Après 1 année de traitement, le taux d'exacerbations cliniques a été réduit de moitié dans les groupes prenant du mepolizumab par rapport au groupe placebo (1,24, 1,46, et 1,15 vs 2,40 par patient par année). Le mepolizumab dosé à 75 mg a diminué le taux d'exacerbations par patient et par année de 48% (95 CI 31-61% ; p<0,0001), la dose de 250 mg de 39% (95 CI 19-54% ; p<0,0005) et celle de 750 mg de 52% (95 CI 36-64% ; p<0,0001). De plus, les 3 doses ont permis de retarder l'apparition de la première exacerbation par rapport au placebo.

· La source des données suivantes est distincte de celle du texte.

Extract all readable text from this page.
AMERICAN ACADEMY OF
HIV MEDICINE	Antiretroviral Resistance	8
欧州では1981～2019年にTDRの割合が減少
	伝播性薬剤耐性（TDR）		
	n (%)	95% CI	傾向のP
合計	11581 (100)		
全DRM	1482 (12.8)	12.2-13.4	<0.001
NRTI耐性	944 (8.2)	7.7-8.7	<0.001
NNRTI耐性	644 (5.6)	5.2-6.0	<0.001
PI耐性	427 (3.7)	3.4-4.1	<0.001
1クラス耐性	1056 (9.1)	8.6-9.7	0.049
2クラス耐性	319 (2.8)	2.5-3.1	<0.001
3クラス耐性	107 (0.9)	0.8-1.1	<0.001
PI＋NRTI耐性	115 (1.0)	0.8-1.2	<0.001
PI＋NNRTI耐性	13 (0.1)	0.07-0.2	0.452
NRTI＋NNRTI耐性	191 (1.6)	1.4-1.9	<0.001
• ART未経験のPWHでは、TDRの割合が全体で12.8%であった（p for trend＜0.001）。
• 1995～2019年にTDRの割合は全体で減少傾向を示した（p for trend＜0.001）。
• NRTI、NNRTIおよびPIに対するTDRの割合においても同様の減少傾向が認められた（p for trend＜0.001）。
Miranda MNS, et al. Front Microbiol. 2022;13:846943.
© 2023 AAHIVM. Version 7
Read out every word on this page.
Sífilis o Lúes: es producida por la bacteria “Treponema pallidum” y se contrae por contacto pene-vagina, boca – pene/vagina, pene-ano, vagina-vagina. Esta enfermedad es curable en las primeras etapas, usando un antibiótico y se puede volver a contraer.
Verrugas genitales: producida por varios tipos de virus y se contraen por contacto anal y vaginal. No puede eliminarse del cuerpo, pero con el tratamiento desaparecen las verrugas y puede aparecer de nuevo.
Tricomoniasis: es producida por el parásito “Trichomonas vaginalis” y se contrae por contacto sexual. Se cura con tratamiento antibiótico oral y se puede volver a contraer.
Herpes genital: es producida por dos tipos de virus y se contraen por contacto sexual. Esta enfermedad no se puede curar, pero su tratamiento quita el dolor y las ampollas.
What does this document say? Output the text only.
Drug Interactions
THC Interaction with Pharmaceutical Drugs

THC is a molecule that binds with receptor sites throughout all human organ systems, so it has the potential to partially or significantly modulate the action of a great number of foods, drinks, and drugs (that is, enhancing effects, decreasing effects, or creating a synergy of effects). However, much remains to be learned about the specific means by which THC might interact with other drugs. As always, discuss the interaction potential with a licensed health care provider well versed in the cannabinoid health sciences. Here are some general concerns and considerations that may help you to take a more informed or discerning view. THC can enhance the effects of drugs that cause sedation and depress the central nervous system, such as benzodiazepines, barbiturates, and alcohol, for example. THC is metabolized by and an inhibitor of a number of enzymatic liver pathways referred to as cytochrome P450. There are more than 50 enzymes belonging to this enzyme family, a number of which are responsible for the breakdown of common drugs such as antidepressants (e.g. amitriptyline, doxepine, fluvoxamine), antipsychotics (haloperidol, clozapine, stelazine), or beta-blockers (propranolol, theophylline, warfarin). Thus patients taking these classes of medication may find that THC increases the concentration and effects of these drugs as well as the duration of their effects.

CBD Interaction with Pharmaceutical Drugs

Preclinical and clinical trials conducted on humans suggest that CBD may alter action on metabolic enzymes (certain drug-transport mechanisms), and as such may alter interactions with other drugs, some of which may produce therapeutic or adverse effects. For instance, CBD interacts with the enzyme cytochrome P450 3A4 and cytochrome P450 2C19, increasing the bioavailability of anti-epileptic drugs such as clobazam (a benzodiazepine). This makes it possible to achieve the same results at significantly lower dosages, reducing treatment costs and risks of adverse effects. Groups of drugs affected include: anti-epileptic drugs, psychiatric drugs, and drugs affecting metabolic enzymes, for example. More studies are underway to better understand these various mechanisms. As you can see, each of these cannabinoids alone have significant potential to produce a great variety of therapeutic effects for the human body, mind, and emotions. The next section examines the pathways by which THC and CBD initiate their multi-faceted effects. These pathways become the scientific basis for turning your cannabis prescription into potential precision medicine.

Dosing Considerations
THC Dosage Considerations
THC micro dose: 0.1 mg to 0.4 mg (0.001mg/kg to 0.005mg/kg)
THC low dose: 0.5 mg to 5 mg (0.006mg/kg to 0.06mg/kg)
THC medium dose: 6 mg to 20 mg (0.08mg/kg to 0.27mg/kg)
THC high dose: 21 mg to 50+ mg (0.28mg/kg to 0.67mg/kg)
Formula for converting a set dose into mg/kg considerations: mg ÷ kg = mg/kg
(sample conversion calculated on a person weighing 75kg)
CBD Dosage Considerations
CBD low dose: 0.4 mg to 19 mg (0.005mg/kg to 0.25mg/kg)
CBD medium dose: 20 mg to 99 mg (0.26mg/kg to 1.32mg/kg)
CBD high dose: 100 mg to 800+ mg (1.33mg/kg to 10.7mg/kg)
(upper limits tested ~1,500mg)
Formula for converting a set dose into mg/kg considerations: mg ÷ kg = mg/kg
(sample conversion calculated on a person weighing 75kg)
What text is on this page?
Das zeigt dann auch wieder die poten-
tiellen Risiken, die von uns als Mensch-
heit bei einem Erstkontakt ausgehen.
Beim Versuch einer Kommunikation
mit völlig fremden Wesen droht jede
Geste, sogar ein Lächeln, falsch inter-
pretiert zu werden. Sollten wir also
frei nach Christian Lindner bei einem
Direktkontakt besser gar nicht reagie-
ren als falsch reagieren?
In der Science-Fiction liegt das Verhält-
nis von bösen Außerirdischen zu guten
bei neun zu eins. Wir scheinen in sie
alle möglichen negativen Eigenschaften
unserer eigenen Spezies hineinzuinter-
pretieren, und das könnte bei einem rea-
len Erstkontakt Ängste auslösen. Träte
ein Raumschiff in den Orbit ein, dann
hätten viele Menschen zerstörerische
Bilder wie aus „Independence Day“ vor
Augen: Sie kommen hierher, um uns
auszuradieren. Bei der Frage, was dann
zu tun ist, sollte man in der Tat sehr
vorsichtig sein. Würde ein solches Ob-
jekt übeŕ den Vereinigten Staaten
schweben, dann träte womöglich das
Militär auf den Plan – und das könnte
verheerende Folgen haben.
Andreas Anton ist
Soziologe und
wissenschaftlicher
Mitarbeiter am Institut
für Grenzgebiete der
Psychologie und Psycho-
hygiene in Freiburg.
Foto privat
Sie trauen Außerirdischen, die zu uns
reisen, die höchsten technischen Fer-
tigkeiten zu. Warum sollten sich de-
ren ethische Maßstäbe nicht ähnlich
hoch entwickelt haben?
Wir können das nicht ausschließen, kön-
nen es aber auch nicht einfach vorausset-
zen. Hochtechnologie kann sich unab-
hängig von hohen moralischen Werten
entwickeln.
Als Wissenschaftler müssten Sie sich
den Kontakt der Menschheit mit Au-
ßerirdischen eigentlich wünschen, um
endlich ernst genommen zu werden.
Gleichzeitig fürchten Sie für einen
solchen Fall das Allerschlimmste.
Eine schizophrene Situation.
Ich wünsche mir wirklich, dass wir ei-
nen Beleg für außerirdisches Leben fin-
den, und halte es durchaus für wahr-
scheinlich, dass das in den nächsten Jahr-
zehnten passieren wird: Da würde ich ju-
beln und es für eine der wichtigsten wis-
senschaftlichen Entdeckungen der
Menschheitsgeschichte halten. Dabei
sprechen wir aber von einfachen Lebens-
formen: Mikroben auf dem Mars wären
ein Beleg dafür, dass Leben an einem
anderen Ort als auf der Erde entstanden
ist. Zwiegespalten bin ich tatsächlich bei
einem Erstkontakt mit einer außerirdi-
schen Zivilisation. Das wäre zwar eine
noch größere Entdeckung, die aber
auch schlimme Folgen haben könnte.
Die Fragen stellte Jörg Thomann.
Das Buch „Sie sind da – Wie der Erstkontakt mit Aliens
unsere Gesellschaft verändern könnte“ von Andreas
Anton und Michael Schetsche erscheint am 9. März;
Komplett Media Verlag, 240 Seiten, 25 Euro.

« Le principal effet du traitement porte sur les exacerbations, en revanche, aucune différence significative n'a été mise en évidence sur les critères secondaires comme la fonction respiratoire ou le contrôle de l'asthme au quotidien » note le Pr Chanez.
Les effets indésirables graves ont été retrouvés à la même fréquence dans tous les groupes, céphalées et rhinopharyngite en tête.
Un traitement susceptible d'agir sur le mécanisme même de la maladie
Au final, « cette étude - l'une des plus abouties faite dans ce domaine - met en lumière les progrès de compréhension sur le traitement de l'asthme sévère, considère le Pr Pascal Chanez. Le mepolizumab apparaît comme un traitement potentiel pour cette forme d'asthme particulière, rendu possible par la meilleure caractérisation phénotypique des patients. Mais une phase III est désormais nécessaire pour évaluer le bénéfice/risque de ce médicament. »
« D'autres anti IL-5 et biothérapies dirigées contre des cytokines pro-inflammatoires sont actuellement en cours d'évaluation, ajoute le pneumologue. C'est tout une palette de traitements qui se développent et que l'on pourra potentiellement proposer à l'avenir aux patients en plus des traitements habituels, pour réserver les corticostéroïdes systémiques - non dénués d'effets indésirables - à de rares patients. En outre, ces nouveaux traitements sont susceptibles d'interférer sur le mécanisme même de la maladie, ce qui n'est pas le cas des traitements actuellement disponibles dont l'action est purement symptomatique. »
L'étude a été sponsorisée par GlaxoSmithKline. Les liens d'intérêt des auteurs sont consultables dans la publication.